Netherlands' Prime Minister Mark Rutte holds a news conference during an EU Summit at the European Council headquarters in Brussels, Belgium Dec. 15, 2016.

European Union leaders on Thursday agreed to a compromise with representatives from the Netherlands that will allow increased cooperation and trade with Ukraine.

The Netherlands is the only country that has not ratified a so-called association agreement between the EU and Ukraine that would help the country achieve closer relations with the West.

In 2014, Ukrainian President Viktor Yanukovych was removed from power after he tried to do away with the deal and massive amounts of protesters took to the streets in opposition to his actions, which were seen as a way to more closely align Ukraine with Russia.

In response to the removal of Yanukovych, Russia annexed the Crimean peninsula and supported a separatist rebellion in eastern Ukraine, which has so far killed almost 10,000 people.

Russia 'an increasing risk'

Dutch Prime Minister Mark Rutte told reporters prior to the EU meeting it is imperative that the Netherlands now ratify the agreement as a way to combat increasing Russian influence in Europe.

“Russia is an increasing risk, look what happened in Crimea and eastern Ukraine, and rockets being placed between Poland and Lithuania. You cannot, as the Netherlands ... break this unity. That is why I'm so motivated to get this done,” he said.

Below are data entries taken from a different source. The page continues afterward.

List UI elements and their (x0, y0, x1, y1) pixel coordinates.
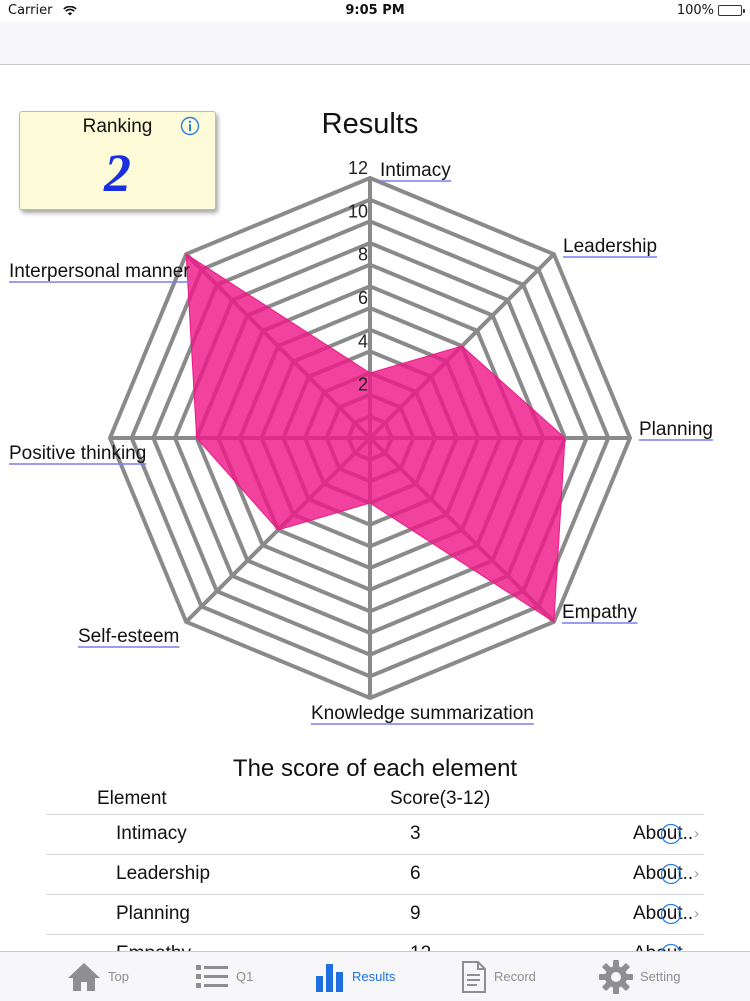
score-row-planning[interactable]: Planning 9 About.. › (46, 894, 704, 934)
about-circle-icon (660, 863, 682, 885)
navigation-bar (0, 22, 750, 65)
tab-label: Setting (640, 969, 681, 984)
element-score: 9 (410, 903, 421, 924)
score-row-intimacy[interactable]: Intimacy 3 About.. › (46, 814, 704, 854)
axis-label-text: Positive thinking (9, 443, 146, 464)
radar-axis-label-positive-thinking[interactable]: Positive thinking (9, 443, 147, 465)
axis-label-text: Self-esteem (78, 626, 179, 647)
radar-tick-label: 2 (358, 375, 368, 395)
status-bar: Carrier 9:05 PM 100% (0, 0, 750, 22)
radar-axis-label-planning[interactable]: Planning (639, 419, 713, 441)
radar-chart: 2 4 6 8 10 12 Intimacy Leadership Planning Empat… (9, 158, 713, 725)
tab-label: Q1 (236, 969, 254, 984)
tab-top[interactable]: Top (66, 952, 129, 1001)
element-score: 6 (410, 863, 421, 884)
chevron-right-icon: › (694, 865, 699, 882)
axis-label-text: Interpersonal manner (9, 261, 190, 282)
score-section-title: The score of each element (232, 755, 518, 782)
axis-label-text: Intimacy (380, 160, 451, 181)
radar-tick-label: 8 (358, 245, 368, 265)
radar-axis-label-leadership[interactable]: Leadership (563, 236, 658, 258)
element-name: Intimacy (116, 823, 187, 844)
battery-icon (718, 5, 745, 16)
radar-tick-label: 4 (358, 331, 368, 351)
tab-results[interactable]: Results (314, 952, 395, 1001)
radar-axis-label-intimacy[interactable]: Intimacy (380, 160, 452, 182)
axis-label-text: Leadership (563, 236, 657, 257)
radar-score-area (185, 253, 566, 623)
tab-q1[interactable]: Q1 (194, 952, 253, 1001)
radar-axis-label-interpersonal-manner[interactable]: Interpersonal manner (9, 261, 191, 283)
status-time: 9:05 PM (345, 3, 405, 18)
axis-label-text: Empathy (562, 602, 637, 623)
ranking-value: 2 (104, 143, 131, 203)
results-title: Results (321, 108, 419, 140)
radar-axis-labels: Intimacy Leadership Planning Empathy Knowled… (9, 160, 713, 725)
score-row-leadership[interactable]: Leadership 6 About.. › (46, 854, 704, 894)
tab-label: Record (494, 969, 536, 984)
element-name: Leadership (116, 863, 211, 884)
wifi-icon (62, 5, 77, 15)
carrier-label: Carrier (8, 3, 77, 18)
axis-label-text: Planning (639, 419, 713, 440)
bar-chart-icon (316, 963, 343, 992)
tab-bar: Top Q1 Results Record (0, 951, 750, 1001)
radar-tick-label: 6 (358, 288, 368, 308)
battery-percent: 100% (676, 3, 714, 18)
tab-record[interactable]: Record (460, 952, 536, 1001)
radar-tick-label: 12 (348, 158, 368, 178)
element-score: 3 (410, 823, 421, 844)
battery-indicator: 100% (676, 3, 745, 18)
radar-axis-label-empathy[interactable]: Empathy (562, 602, 638, 624)
chevron-right-icon: › (694, 905, 699, 922)
tab-label: Top (108, 969, 129, 984)
document-icon (462, 960, 486, 993)
tab-setting[interactable]: Setting (598, 952, 680, 1001)
axis-label-text: Knowledge summarization (311, 703, 534, 724)
radar-axis-label-knowledge-summarization[interactable]: Knowledge summarization (311, 703, 534, 725)
score-table: Intimacy 3 About.. › Leadership 6 About.… (46, 814, 704, 974)
about-circle-icon (660, 903, 682, 925)
gear-icon (599, 959, 633, 994)
list-icon (196, 964, 228, 988)
chevron-right-icon: › (694, 825, 699, 842)
column-header-element: Element (97, 788, 167, 809)
carrier-text: Carrier (8, 3, 53, 18)
home-icon (68, 962, 100, 991)
column-header-score: Score(3-12) (390, 788, 491, 809)
ranking-title: Ranking (82, 116, 153, 137)
info-icon[interactable] (180, 116, 200, 136)
radar-tick-label: 10 (348, 201, 368, 221)
tab-label: Results (352, 969, 396, 984)
ranking-card: Ranking 2 (19, 111, 216, 210)
about-circle-icon (660, 823, 682, 845)
element-name: Planning (116, 903, 190, 924)
radar-tick-labels: 2 4 6 8 10 12 (348, 158, 368, 395)
radar-axis-label-self-esteem[interactable]: Self-esteem (78, 626, 180, 648)
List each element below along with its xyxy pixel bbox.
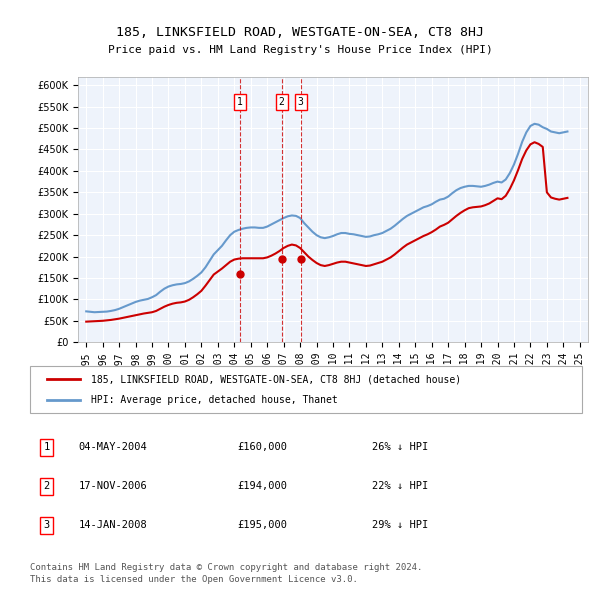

Rutte now will put the agreement up for a vote by lawmakers in the Dutch parliament. Dutch voters voted to block the agreement during a referendum vote in April 2015, but if lawmakers agree to enact the compromise it would override that vote.

Sanctions against Russia to continue

EU leaders also agreed Thursday to extend economic sanctions against Russia as punishment for the annexation of the Crimean Peninsula. The sanctions will extend for another six months into mid-2017.